Search code examples
scalaparser-combinators

How to parse until a token is found on a line by itself


I'm trying to parse the following document:

val doc = """BEGIN
A Bunch
Of Text
With linebreaks
##
"""

The idea here being that when I see a ## on a line of its own, I should consider that the end of parsing.

I've tried, using the following code to parse this document:

object MyParser extends RegexParsers {
    val begin: Parser[String] = "BEGIN"
    val lines: Parser[Seq[String]] = repsep(line, eol)
    val line: Parser[String] = """.+""".r
    val eol: Parser[Any] = "\n" | "\r\n" | "\r"
    val end: Parser[String] = "##"

    val document: Parser[Seq[String]] = 
      begin ~> lines <~ end 

}

MyParser.parseAll(MyParser.document, doc)

However when I try to execute this (in an Annonite script), I get the following:

java.lang.NullPointerException
  scala.util.parsing.combinator.Parsers$class.rep1sep(Parsers.scala:771)
  ammonite.$file.vtt$minusparser$MyParser$.rep1sep(vtt-parser.sc:3)
  scala.util.parsing.combinator.Parsers$class.repsep(Parsers.scala:687)
  ammonite.$file.vtt$minusparser$MyParser$.repsep(vtt-parser.sc:3)
  ammonite.$file.vtt$minusparser$MyParser$.<init>(vtt-parser.sc:5)
  ammonite.$file.vtt$minusparser$MyParser$.<clinit>(vtt-parser.sc)
  ammonite.$file.vtt$minusparser$.<init>(vtt-parser.sc:22)
  ammonite.$file.vtt$minusparser$.<clinit>(vtt-parser.sc)

Can anyone see where I'm going wrong?


Solution

  • The reason for the error is that line and eol are defined as normal class field vals, but they are used in lines before their definition. The code that assigns values to class fields is executed sequentially in the constructor, and line and eol are both still null, when lines is being assigned.

    To solve this define line and eol as lazy vals or defs, or just put them before lines in the code.


    The parser itself also has some problems. By default Scala parsers automatically ignore all whitespace, including EOLs. Considering that regexp .* without any flags does not include EOLs, line naturally means "the whole line until the line break", so you don't have to analyze EOLs at all.

    Secondly, the lines parser as defined is greedy. It will happily consume everything including the final ##. To make it stop before end you can, for example, use the not combinator.
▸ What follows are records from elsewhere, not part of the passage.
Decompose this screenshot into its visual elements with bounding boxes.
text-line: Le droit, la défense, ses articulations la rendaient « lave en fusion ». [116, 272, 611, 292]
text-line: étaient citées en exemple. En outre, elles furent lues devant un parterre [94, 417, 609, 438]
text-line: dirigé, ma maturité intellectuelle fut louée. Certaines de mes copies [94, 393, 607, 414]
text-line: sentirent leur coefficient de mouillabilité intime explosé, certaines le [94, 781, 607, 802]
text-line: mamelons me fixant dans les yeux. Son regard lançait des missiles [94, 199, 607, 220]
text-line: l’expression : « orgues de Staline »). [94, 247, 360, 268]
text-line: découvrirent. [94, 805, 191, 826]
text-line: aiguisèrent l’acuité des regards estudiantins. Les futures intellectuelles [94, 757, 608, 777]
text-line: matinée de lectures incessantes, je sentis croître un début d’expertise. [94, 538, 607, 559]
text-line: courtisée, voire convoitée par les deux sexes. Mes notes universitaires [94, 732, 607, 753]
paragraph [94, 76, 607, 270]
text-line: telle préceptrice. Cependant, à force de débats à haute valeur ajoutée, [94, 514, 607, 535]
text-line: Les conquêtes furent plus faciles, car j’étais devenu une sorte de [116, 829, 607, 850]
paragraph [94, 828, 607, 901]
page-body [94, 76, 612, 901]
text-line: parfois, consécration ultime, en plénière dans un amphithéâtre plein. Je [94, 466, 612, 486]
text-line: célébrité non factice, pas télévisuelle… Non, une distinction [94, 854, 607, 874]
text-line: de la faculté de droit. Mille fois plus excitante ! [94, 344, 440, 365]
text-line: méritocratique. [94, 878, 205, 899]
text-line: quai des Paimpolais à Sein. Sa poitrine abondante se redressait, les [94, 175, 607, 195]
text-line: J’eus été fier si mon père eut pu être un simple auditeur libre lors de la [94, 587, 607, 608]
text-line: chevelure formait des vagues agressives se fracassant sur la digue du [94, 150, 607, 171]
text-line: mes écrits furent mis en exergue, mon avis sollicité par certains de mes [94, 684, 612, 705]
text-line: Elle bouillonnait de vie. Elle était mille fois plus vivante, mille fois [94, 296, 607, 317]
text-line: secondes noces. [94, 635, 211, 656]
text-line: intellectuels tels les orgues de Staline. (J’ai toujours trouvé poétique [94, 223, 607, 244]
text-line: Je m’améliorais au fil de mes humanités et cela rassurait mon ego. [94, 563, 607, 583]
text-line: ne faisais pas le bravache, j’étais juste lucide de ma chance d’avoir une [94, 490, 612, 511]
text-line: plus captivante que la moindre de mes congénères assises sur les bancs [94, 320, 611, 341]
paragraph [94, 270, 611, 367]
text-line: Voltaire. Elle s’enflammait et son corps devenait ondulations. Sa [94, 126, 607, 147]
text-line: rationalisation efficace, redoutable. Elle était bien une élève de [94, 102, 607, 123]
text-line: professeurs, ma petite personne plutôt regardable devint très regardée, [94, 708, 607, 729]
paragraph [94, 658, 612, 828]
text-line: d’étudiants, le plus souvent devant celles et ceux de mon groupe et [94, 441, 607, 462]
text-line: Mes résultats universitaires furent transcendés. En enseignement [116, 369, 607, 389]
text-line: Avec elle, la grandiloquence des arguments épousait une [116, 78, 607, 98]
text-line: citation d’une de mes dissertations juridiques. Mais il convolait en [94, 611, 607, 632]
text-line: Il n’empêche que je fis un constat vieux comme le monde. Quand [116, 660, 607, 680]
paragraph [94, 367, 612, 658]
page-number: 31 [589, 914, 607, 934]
    With all the changes, the parser looks like this:

    object MyParser extends RegexParsers {
      val begin: Parser[String] = "BEGIN"
      val line: Parser[String] = """.+""".r
      val lines: Parser[Seq[String]] =  rep(not(end) ~> line)
      val end: Parser[String] = "##"
    
      val document: Parser[Seq[String]] =
        begin ~> lines <~ end
    }
    

    You may also override the behaviour of skipping the whitespace, and analyze all whitespace manually. This includes the whitespace after BEGIN and after the ##:

    object MyParser extends RegexParsers {
      override def skipWhitespace = false
    
      val eol: Parser[Any] = "\n" | "\r\n" | "\r"
      val begin: Parser[String] = "BEGIN" <~ eol
      val line: Parser[String] = """.*""".r
      val lines: Parser[Seq[String]] =  rep(not(end) ~> line <~ eol)
      val end: Parser[String] = "##"
    
      val document: Parser[Seq[String]] =
        begin ~> lines <~ end <~ whiteSpace
    
    }
    

    Note, that line is defined as .* instead of .+ here. Like this the parser won't fail if there're any empty lines in the input.